Dr Francis Vijay Rangarajan CMG (born 22 September 1969) is an Indian-born British civil servant who is the Chief Executive of the Electoral Commission. His appointment was announced on 30 January 2024, and he took up the post at the beginning of March 2024. He previously served as the British Ambassador to Brazil from May 2017 to August 2020.

==Early life and education==
Rangarajan was born in New Delhi, India to Tamil parents, and educated at Cranbrook School and Selwyn College, Cambridge, where he graduated with a BA (Hons) degree in natural sciences in 1990, a Masters degree in maths, and a PhD in Astrophysics in 1995.

==Career==
Rangarajan worked in the British Representation in Brussels on trade policy and political affairs, later leading the Justice and Home Affairs section, covering immigration, asylum, data sharing, counter-terrorism, civil and criminal law. From 2003 to 2006 he served as the Deputy British Ambassador to Mexico.

He worked in the Ministry of Justice and Cabinet Office on political and constitutional reform of the UK: running elections, Parliament and the development of devolution in the UK. This involved establishing the UK Supreme Court and the Independent Parliamentary Standards Authority, and the reform of electoral registration.

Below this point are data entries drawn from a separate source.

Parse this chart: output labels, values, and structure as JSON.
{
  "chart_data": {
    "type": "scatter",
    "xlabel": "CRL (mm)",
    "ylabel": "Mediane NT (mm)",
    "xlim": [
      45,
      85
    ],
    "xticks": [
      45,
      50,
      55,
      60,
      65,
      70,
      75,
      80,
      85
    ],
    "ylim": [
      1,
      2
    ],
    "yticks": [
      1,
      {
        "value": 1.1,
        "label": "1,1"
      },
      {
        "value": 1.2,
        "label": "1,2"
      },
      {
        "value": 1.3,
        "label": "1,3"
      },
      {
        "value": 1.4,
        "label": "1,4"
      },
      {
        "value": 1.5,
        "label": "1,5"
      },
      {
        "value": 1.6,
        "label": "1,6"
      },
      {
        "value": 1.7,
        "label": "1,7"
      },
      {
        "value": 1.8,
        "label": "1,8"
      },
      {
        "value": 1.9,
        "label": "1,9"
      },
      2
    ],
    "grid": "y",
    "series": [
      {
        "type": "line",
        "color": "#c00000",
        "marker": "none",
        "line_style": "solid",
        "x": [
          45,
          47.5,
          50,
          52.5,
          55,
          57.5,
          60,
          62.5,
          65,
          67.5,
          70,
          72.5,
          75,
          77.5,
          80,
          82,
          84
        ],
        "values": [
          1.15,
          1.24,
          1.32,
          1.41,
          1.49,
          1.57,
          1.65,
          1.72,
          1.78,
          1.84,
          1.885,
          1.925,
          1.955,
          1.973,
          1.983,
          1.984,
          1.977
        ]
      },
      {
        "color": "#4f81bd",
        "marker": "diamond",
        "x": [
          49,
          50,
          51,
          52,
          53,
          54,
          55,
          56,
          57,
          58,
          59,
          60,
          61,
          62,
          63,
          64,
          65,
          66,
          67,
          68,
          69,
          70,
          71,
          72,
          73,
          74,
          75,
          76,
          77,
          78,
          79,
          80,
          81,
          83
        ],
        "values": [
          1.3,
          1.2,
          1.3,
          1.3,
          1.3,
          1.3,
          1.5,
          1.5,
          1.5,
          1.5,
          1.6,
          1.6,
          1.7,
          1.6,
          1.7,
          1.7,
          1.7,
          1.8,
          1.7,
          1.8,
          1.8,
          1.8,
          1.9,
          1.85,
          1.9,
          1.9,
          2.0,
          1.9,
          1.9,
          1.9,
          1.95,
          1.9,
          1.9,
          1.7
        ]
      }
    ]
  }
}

He then set up the FCO’s Multilateral Policy Directorate, responsible for the UN, Council of Europe, Commonwealth, OSCE, and work on international human rights and conflict issues. He also negotiated major changes to the European Convention on Human Rights.

He was Europe Director, responsible for work on the UK EU referendum, associated negotiations, and wider EU policy such as on energy, social security and foreign policy.

From May 2017 to August 2020 he was the British Ambassador to Brazil.

He was a Director General at the Foreign, Commonwealth and Development Office (FCDO) from 2020 to 2024. His role initially focused on the Americas and Overseas Territories, and later on the Indo-Pacific, Middle East and North Africa.

Prior to working for the FCDO, Rangarajan worked for the UK's Ministry of Justice and Cabinet Office, focusing on political and constitutional reform.

==Awards and honours==
He was made a Companion of the Order of St Michael and St George (CMG) in the 2015 Birthday Honours.